4. The Provider shall not be liable for loss or other consequences caused by:

- intervention of another person into the ongoing connection between the user or Another Provider of P. S. (e.g. bank) and the Provider of payment services performed through technical devices and networks;

- making available and abusing of data concerning the User that represent bank secret, including personal data of the User that the Provider or the User transmitted through electronic communication medium based upon, or in connection with, providing of services within the Everifin application;

- incorrect using of identification, authentication, and authorization tools or other means of protection by the User

- fraudulent conduct of the User

- unauthorized use of the Everifin services

- violation of business and/or bank secret by the User

- violation of personal data of the Provider or of protected data of the User, provided that such violation was caused by the User

- an unusual or unpredictable event which could not have been affected and consequences of which could not have been avoided even if acting with due care

5. The Provider shall be liable for loss occurring as a result of errors, misunderstandings, and mistakes in the delivery of data through electronic communication media between the Parties only in case it has been caused by the Provider. This applies even in the case of multiplied submitting of individual orders through an electronic communication medium.

6. The Provider has no right to examine whether the client is authorized to obtain information concerning the Payment Account and/or perform the Payment Operation to the costs of the Payment Account. Such rights and permissions arise solely under the contractual relationship governing opening and administration of the Payment Account between client and Another Provider of Payment Service. In providing Everifin services, the Provider shall therefore rely upon the presumption that client is entitled to obtain all information delivered in the course of providing Information Payment Service on Payment Account to the Provider from Another Provider of Payment Services, as well as upon presumption that client is authorized to initiate the Payment Service for the respective Payment Account. The Provider will at the same time not review whether the client in using of individual Payment Services acts on his / her own behalf or in the course of his / her employment, office or business, either as statutory representative of a legal entity, its procura holder or agent (including a representative of natural person - entrepreneur).

7. The User may not copy, modify, distribute, sell or lease any part of our services or software. He/she may not perform reverse analysis or try to extract any source code. Otherwise, the User shall be fully liable for loss caused to the Provider and for its lost profit.

XII. Third-party services

Third parties are engaged in providing Payment Services that are necessary for their providing, e. g. Another Provider of Payment Services, identity verification services, cryptographic services, and so on.
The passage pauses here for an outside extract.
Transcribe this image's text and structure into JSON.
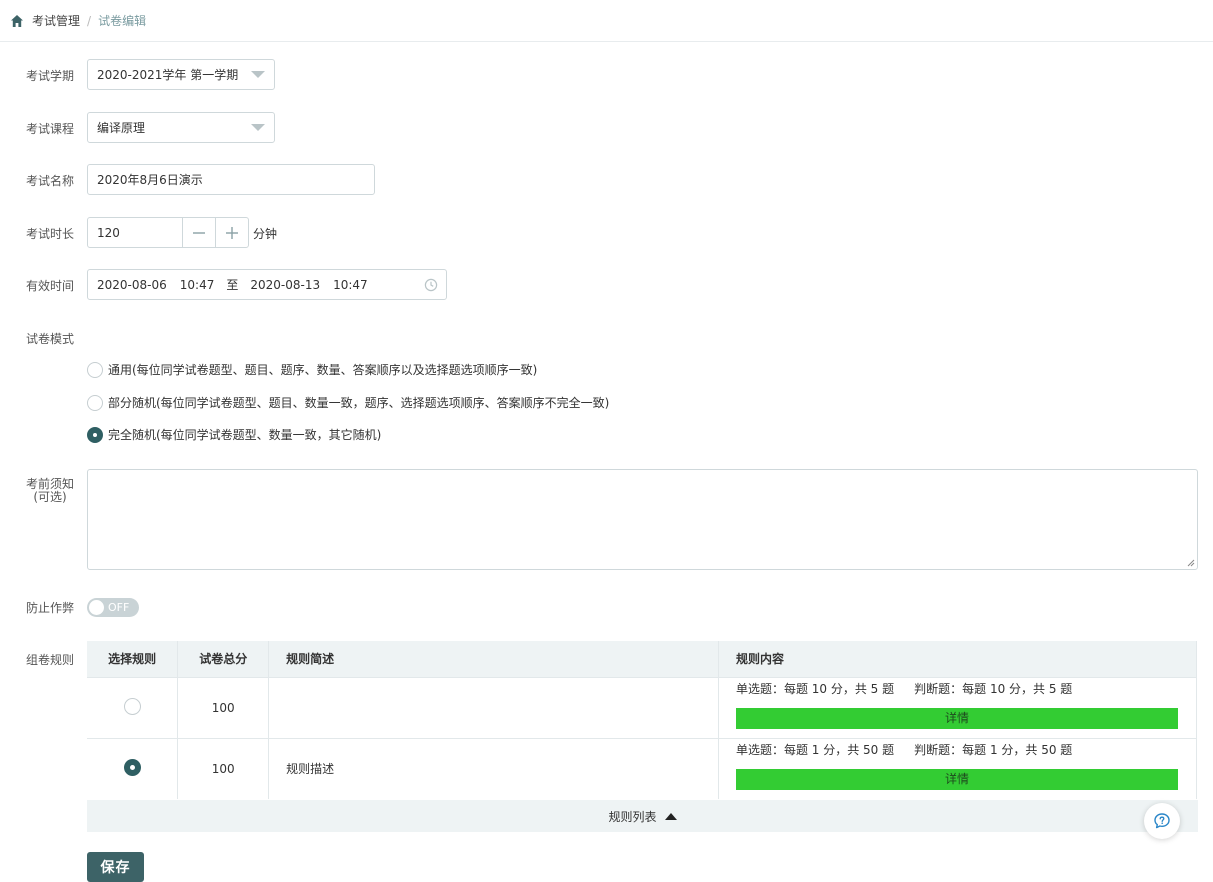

For the purpose of technical performance of the Payment Services, the Provider engages external providers of services and chooses and reviews them with due care, while paying attention to confidentiality obligation and personal data protection in accordance with applicable legislation.

XIII. Protection against money-laundering and financing of terrorism (AML/CFT)

The Provider shall observe all measures in the area of combatting money-laundering and financing of terrorism pursuant to Act No. 297/2008 on Protection Against Legalising Proceeds From Criminal Activity and on Protection Against Financing of Terrorism and on the amendment and supplementing of several statutes as amended and pursuant to the Program of Own Activities directed against legalising of proceeds from criminal activities and against the financing of terrorism.

Publication of the Contract Terms on 1 November 2021

The Contract Terms take effect from 1 November 2021.